Personal life
- Born: 15 May 1915 Thana Bhawan, Muzaffarnagar district, Uttar Pradesh, India
- Died: 11 April 1980 (aged 64) Madras, India
- Cause of death: Heart attack
- Resting place: Jamia Masjid Thanwi Karachi
- Children: Maulana Tanveer-ul-Haq Thanvi
- Education: Darul Uloom Deoband Madarsa Islami Meerut Mazahir Uloom Saharanpur Panjab University Allahabad University

Religious life
- Religion: Islam
- Denomination: Sunni
- Jurisprudence: Hanafi
- Movement: Deobandi
- Profession: Islamic scholar researcher Islamic jurist khatib

Muslim leader
- Teacher: Hussain Ahmad Madani Shabbir Ahmad Usmani Izaz Ali Amrohi Asghar Hussain Deobandi Muhammad Ibrahim Bilawi

= Ehtisham ul Haq Thanvi =

Pakistani Islamic scholar

Ehtisham ul Haq Thanvi (born; 15 May 1915 – 11 April 1980) was a Pakistani Islamic scholar, researcher, Islamic jurist and khatib.

==Early life and education==
Thanvi was born in 1915 to Zahoor ul Haq in Thana Bhawan, India. After memorization of the Quran at the age of 12, he studied Persian books from Madrasa Arabia Meerut and Arabic education from Mazahir Uloom Saharanpur.
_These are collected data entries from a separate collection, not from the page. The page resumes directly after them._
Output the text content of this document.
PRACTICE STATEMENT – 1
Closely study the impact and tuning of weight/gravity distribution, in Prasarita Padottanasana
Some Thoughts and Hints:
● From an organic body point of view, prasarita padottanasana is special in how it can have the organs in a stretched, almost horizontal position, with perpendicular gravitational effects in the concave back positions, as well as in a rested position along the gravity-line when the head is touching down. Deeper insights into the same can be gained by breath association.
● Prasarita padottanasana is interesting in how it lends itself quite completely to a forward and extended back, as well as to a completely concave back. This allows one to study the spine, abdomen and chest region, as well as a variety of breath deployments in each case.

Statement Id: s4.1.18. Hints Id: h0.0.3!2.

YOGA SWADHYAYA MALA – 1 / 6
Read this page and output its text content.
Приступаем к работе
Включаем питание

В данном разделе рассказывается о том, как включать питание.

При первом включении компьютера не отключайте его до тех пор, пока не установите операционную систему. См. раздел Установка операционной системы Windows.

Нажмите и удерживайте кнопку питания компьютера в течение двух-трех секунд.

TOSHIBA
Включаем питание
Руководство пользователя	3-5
He then entered to Darul Uloom Deoband in 1930 and graduated in 1937. In 1937, he passed the examinations of Aalim Fazil from Allahabad University and Punjab University. He had a spiritual and kinship relationship with Ashraf Ali Thanwi. His teachers include Hussain Ahmad Madani, Shabbir Ahmad Usmani, Izaz Ali Amrohi, Asghar Hussain Deobandi, Muhammad Ibrahim Balyawi.

==Career==
In 1939 Ehtesham-ul-Haq started his preaching activities in New Delhi. From that time onwards, he also met eminent political personalities including Liaquat Ali Khan, Khawaja Nazimuddin and Abdur Rab Nishtar. He continued to preach in Ashraf Ali Thanvi's Majlis Dawa-ul-Haq from 1930 to August 1947. Meanwhile, he received a message from Liaquat Ali Khan to participate in the 1945 elections, on the advice of his leadership, he never participated in elections or accepted participation in any political party. From 1940 to 1947, he spent his time only in preaching. On 9 August 1947, during the partition, Thanvi came to Karachi and later to the Jacob Lines where the Jamia Masjid Thanvi (named after him) is located today, which was then a small mosque. Ehtesham-ul-Haq along with Liaquat Ali Khan played an important role in the resettlement of the refugees from India.

==Death==
He died on 11 April 1980, of a heart attack, the body was brought from Delhi to Karachi on a special flight and led to rest next to Jamia Masjid Thanwi Karachi.